Tem ministros sem dormir, analisando ainda a hipótese de concorrer às eleições ou de permanecer até dezembro onde estão. Com a decisão do presidente Lula de aproveitar a maioria dos secretários-executivos nos ministérios a ficar vagos, logo os insignes partintes poderão arrepender-se de deixar os insignes ficantes em suas cadeiras. Afinal, como ministros, encontram-se em área de exposição bem maior do que como simples candidatos, mesmo aqueles que retornarão ao Congresso. Afinal, são 37 ministérios cotejados com 81 senadores e 513 deputados.
Estes raciocínios dão a medida da insônia registrada na Esplanada dos Ministérios…
Pelo menos uma vez
Corre em Brasília que depois de outubro, sejam quais forem os resultados eleitorais, o presidente Lula deverá promover um monumental festival de despedidas. Se puder, visitará todos os estados pela última vez, ao tempo em que comparecerá ao Congresso e ao Supremo Tribunal Federal. É provável que reúna também o Conselho da República, até hoje virgem de reuniões, e até se anime a convidar todos os ex-presidentes da República para uma cautelosa confraternização. A única vez que o Lula promoveu esse encontro foi a bordo do avião presidencial, em viagem a Roma para a posse do novo Papa. Mesmo assim, faltou um, Fernando Collor, que naqueles idos ainda não havia sido absolvido pelo Supremo Tribunal Federal. Agora, não faltaria ninguém, de José Sarney a Fernando Collor, Itamar Franco e Fernando Henrique Cardoso. Isso, é claro, se aceitassem o convite.
Dificuldades
Ainda para ficar no tema, vale enfatizar as dificuldades para ser ex-presidente da República. De repente, o tapete parece desaparecer do chão. Salamaleques e rapapés vão sumindo, desde a subserviência da maioria dos auxiliares até as mordomias, das necessárias às exageradas. Não há mais mordomos para botar os chinelos ao pé da cama, nem chefes de cozinha especializados em preparar as iguarias preferidas. Para entrar no carro, mesmo dispondo de viaturas oficiais e minigabinetes de segurança, não raro pegarão na maçaneta. Pior quando se dirigem a reuniões ou solenidades: devem esperar ser convocados para as mesas, em vez de buscarem por conta própria o lugar principal. Toques de corneta e bandas de música ficaram para trás.

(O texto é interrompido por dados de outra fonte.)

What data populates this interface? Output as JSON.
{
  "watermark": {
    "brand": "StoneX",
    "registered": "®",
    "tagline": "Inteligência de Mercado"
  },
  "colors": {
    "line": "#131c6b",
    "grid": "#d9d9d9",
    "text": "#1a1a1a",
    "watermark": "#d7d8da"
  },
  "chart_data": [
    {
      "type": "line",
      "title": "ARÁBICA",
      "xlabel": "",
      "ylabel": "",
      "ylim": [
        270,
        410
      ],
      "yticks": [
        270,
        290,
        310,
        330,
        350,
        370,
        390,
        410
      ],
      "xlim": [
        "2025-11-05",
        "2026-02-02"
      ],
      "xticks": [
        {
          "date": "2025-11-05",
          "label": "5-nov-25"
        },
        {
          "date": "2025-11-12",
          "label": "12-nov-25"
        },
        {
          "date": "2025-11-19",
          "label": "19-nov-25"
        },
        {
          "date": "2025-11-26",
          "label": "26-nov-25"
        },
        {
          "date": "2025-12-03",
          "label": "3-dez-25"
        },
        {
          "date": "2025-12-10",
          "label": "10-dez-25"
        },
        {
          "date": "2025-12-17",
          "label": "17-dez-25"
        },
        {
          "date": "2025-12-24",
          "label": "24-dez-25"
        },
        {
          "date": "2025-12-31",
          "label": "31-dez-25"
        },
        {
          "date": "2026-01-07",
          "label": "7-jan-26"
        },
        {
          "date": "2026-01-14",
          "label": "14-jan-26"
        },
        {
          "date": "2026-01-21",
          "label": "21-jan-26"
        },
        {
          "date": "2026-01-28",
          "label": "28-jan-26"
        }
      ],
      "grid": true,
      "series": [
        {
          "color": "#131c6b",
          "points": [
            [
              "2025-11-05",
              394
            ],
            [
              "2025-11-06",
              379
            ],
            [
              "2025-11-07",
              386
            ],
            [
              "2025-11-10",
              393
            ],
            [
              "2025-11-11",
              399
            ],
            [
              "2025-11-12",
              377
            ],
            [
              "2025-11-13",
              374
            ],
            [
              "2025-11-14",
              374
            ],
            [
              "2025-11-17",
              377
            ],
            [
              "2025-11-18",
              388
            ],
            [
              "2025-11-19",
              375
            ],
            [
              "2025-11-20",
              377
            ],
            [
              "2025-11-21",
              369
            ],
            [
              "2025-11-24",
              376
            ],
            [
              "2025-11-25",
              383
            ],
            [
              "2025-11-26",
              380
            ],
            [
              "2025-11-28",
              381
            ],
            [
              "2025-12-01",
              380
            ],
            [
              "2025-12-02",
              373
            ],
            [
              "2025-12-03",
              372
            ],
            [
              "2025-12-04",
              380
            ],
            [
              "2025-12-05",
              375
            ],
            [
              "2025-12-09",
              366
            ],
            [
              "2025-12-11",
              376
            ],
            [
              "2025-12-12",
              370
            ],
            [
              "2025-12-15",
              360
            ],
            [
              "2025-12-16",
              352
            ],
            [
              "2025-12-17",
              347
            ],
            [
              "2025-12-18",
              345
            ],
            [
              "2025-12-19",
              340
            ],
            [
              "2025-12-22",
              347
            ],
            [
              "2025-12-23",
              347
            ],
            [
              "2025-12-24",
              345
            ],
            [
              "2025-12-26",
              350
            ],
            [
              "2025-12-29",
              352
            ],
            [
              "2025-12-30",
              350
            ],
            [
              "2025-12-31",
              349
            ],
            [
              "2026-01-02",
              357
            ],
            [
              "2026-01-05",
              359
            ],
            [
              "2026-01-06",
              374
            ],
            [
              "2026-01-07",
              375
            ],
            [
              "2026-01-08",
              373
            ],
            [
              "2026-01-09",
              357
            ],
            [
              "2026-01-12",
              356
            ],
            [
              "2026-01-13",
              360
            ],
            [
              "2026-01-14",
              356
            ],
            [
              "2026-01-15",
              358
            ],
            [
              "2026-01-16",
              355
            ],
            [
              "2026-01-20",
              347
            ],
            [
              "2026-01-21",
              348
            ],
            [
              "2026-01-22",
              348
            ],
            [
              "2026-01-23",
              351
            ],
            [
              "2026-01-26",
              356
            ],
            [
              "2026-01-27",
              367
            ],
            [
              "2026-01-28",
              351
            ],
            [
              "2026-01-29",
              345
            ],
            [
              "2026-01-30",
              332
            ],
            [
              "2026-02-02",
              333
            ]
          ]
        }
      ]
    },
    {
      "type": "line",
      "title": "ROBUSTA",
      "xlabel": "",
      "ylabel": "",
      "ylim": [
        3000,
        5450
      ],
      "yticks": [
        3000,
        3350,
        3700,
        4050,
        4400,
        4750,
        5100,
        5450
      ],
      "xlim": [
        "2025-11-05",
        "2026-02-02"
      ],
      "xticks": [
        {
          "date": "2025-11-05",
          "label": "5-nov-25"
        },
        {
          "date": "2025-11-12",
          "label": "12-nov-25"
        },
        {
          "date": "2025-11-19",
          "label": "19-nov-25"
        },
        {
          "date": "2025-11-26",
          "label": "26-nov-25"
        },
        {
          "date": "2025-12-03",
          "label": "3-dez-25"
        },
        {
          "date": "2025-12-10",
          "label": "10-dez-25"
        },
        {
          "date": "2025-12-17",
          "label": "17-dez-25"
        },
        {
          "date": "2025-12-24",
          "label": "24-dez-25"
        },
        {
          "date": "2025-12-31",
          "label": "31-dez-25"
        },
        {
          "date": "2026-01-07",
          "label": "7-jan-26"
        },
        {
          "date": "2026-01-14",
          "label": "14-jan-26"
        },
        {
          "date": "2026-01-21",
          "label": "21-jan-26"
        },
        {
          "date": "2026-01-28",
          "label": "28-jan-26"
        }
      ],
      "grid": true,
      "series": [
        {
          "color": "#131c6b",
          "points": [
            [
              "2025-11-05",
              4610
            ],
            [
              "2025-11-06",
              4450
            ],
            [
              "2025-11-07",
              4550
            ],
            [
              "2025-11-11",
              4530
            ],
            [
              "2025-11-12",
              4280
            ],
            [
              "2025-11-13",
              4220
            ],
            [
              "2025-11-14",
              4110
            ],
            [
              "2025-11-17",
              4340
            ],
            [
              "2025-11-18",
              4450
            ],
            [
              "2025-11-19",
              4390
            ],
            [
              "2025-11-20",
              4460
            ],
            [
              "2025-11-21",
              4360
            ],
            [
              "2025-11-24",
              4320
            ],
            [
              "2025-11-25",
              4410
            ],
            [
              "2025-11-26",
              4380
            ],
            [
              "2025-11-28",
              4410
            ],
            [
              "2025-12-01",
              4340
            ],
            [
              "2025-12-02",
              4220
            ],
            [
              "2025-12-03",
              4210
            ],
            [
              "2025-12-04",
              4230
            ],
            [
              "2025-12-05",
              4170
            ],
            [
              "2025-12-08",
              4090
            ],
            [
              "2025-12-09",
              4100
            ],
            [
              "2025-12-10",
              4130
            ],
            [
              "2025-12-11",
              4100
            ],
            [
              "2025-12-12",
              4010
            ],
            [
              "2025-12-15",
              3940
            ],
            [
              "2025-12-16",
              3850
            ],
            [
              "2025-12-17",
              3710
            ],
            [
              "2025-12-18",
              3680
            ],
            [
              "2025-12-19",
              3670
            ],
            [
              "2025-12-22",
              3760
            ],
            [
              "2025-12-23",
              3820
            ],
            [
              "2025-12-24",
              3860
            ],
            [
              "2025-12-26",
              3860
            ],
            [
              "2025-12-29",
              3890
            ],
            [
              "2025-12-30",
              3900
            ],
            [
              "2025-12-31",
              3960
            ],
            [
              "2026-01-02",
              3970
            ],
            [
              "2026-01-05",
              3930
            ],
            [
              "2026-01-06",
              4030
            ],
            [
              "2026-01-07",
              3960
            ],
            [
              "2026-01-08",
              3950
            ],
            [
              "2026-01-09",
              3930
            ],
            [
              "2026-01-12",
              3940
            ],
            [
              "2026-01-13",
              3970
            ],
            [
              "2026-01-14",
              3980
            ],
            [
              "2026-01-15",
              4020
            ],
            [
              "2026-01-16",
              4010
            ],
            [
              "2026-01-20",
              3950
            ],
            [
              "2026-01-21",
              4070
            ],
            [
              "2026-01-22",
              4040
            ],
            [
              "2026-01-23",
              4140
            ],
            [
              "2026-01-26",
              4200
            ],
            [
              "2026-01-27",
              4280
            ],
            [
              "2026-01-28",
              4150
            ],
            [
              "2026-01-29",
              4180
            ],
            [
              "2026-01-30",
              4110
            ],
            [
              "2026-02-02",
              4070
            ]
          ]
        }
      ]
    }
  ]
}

Tudo isso parece bobagem, mas pega mais do que sarampo. Já não há mais lugar garantido na mídia, muito menos nas calçadas, quando bissextamente as freqüentarem. Sobre tudo isso deverá meditar o presidente Lula, ainda que pelas suas origens e sua própria natureza, possa até dar graças a Deus pela falta de tanta fantasia.